Гурдулу стал с жадностью расправляться с похлебкой. Он орудовал ложкой с таким рвением, что порой ошибался целью. В дереве, под которым он сидел, зияло дупло, как раз на уровне его головы, и Гурдулу принялся ложками лить в него похлебку.
— Это не твой рот! Это дупло!
Агилулъф с самого начала внимательно и с волнением следил за всеми движениями этого упитанного тела, которое каталось между сущими предметами и, как видно, было всем довольно, словно стригунок, что хочет почесать себе спину; у рыцаря слегка закружилась голова.

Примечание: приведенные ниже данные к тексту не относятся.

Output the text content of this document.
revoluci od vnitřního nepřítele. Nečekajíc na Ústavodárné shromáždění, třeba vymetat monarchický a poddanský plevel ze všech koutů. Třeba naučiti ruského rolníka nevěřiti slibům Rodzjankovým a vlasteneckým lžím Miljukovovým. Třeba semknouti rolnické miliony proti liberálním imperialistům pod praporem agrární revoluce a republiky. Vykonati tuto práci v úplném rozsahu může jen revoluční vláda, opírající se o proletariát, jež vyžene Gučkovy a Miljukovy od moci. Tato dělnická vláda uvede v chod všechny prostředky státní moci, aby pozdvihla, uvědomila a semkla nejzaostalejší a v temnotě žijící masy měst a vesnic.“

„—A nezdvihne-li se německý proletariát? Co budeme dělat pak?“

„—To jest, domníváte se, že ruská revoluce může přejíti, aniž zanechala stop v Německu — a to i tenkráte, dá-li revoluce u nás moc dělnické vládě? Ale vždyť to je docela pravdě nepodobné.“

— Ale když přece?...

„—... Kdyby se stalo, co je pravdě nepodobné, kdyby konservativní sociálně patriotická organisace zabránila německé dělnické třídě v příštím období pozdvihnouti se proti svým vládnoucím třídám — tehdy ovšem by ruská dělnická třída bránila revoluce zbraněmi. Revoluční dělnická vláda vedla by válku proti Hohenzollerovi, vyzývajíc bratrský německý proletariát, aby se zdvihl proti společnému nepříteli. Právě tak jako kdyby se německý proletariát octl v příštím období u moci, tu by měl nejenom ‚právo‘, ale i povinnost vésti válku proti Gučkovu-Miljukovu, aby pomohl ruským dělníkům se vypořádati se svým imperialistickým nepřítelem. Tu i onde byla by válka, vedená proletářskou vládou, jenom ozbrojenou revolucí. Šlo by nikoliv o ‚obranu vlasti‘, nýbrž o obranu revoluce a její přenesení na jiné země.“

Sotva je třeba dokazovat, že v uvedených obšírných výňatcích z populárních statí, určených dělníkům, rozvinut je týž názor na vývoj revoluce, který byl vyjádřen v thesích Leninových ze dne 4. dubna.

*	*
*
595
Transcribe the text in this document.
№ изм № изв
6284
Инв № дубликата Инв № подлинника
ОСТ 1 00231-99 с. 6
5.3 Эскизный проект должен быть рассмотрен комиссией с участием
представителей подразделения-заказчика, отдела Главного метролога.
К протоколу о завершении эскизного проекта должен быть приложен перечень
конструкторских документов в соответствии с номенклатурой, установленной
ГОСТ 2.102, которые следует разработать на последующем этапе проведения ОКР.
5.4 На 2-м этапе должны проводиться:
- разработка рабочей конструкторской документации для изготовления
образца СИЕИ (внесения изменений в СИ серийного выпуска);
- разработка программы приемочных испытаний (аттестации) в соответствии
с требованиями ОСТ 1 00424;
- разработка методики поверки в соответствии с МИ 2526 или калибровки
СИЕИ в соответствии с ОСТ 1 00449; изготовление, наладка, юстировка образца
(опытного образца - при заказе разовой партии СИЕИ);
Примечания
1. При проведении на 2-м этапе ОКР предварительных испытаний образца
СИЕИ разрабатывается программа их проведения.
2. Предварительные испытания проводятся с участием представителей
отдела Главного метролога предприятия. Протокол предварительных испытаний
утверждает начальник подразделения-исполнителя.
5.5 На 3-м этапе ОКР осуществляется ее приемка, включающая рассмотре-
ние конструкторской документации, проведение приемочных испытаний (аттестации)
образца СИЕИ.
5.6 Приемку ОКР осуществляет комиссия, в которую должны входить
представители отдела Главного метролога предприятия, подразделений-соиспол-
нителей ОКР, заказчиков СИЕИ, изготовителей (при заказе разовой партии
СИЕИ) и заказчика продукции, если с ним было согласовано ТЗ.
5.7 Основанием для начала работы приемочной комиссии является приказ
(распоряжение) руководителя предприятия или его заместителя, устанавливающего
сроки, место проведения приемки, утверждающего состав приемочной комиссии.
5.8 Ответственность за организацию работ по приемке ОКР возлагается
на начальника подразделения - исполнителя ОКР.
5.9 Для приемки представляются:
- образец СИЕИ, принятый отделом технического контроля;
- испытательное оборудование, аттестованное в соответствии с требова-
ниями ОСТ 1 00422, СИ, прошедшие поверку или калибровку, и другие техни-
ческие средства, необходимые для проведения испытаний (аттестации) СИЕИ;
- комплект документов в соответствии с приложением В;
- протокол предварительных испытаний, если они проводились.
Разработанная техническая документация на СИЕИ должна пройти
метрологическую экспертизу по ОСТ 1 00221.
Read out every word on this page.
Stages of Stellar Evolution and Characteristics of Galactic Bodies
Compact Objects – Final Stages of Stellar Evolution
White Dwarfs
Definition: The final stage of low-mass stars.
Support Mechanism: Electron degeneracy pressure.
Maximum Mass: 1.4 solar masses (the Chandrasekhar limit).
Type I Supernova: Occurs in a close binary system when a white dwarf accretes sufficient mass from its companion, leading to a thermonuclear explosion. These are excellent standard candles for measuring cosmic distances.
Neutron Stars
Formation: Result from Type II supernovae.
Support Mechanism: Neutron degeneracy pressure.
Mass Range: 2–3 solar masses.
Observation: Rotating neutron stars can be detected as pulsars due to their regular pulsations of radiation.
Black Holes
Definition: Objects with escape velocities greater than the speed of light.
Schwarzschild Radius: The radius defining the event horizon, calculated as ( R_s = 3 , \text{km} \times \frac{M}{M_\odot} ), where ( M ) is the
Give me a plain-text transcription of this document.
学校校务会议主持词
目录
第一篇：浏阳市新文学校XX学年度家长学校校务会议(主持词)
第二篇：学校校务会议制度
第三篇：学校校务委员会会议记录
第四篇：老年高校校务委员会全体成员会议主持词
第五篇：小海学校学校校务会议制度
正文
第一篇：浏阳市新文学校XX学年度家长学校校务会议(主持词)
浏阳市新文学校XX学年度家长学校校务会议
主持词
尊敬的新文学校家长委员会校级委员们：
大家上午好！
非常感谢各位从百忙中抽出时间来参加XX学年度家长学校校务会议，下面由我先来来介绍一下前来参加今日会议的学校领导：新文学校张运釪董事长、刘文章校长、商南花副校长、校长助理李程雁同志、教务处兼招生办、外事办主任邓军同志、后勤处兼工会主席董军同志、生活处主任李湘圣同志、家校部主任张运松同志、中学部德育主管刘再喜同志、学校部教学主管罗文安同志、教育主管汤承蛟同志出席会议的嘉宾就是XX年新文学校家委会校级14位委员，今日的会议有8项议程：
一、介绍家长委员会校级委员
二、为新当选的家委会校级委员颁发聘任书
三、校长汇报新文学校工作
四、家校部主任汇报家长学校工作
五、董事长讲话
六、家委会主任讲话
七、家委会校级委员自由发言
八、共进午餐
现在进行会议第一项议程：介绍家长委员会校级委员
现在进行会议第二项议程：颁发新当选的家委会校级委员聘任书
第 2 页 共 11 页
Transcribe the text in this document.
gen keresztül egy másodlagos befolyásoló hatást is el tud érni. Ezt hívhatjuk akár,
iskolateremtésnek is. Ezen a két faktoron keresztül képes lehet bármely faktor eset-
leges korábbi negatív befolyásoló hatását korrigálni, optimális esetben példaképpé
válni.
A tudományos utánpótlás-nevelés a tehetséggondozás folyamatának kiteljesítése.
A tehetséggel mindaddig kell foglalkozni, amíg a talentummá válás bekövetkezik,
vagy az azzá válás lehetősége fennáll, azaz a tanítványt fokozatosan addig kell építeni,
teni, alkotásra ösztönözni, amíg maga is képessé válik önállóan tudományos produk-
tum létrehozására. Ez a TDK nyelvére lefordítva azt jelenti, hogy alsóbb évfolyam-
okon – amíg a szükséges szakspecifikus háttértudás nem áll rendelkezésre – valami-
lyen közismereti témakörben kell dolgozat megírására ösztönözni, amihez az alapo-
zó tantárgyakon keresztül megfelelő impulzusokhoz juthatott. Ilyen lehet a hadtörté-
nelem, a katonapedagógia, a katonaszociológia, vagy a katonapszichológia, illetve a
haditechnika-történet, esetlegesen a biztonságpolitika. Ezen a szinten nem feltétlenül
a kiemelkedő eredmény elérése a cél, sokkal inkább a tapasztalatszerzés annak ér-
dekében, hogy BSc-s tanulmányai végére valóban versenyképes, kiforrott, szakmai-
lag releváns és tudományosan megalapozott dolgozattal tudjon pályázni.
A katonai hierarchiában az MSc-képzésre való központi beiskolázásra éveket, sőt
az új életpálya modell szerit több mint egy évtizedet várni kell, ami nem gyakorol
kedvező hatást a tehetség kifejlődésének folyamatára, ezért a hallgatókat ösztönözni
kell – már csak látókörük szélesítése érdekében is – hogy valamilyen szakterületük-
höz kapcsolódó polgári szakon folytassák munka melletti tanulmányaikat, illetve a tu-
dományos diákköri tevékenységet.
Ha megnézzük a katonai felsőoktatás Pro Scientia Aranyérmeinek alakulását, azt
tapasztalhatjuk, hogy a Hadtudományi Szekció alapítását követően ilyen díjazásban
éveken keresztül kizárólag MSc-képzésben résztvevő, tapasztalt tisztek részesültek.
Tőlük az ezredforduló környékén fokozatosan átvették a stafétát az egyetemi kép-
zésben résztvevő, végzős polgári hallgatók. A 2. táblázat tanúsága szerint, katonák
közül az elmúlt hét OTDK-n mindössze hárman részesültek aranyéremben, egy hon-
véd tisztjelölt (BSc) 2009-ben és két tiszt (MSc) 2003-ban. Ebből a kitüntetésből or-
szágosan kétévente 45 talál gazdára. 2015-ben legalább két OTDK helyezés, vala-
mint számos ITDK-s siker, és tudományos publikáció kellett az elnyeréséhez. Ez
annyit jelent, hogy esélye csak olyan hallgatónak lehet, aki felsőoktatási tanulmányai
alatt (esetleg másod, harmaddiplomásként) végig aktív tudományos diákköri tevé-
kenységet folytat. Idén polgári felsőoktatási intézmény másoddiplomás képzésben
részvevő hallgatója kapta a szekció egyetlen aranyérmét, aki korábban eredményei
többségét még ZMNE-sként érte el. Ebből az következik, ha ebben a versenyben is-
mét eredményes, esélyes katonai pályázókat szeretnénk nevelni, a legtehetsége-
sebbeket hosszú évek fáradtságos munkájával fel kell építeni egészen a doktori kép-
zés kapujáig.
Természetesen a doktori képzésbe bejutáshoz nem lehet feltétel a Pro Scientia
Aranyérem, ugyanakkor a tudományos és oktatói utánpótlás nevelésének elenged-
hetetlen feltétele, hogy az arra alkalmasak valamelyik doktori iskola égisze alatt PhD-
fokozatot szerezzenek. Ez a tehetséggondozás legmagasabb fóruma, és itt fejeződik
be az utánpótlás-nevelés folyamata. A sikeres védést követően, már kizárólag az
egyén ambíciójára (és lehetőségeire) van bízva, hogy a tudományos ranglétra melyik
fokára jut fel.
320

— Рыцарь Агилульф! — произнес Карл. — Вот что я вам скажу... Я назначаю этого малого вам в оруженосцы. Неплохая мысль, правда?
Паладины иронически хмыкнули. Но Агилульф, который все принимал всерьез (тем паче ясно высказанный приказ императора), тотчас же обернулся, чтобы отдать новому оруженосцу первые распоряжения, однако Гурдулу, поглотив похлебку, упал и заснул в тени все того же дерева. Растянувшись на земле и разинув рот, он храпел, его грудь и живот вздымались и опадали, как кузнечные мехи. Жирная манерка откатилась и валялась возле его толстой босой ноги. Из травы вылез дикобраз, видимо привлеченный запахом еды, подобрался к манерке и принялся вылизывать последние капли похлебки.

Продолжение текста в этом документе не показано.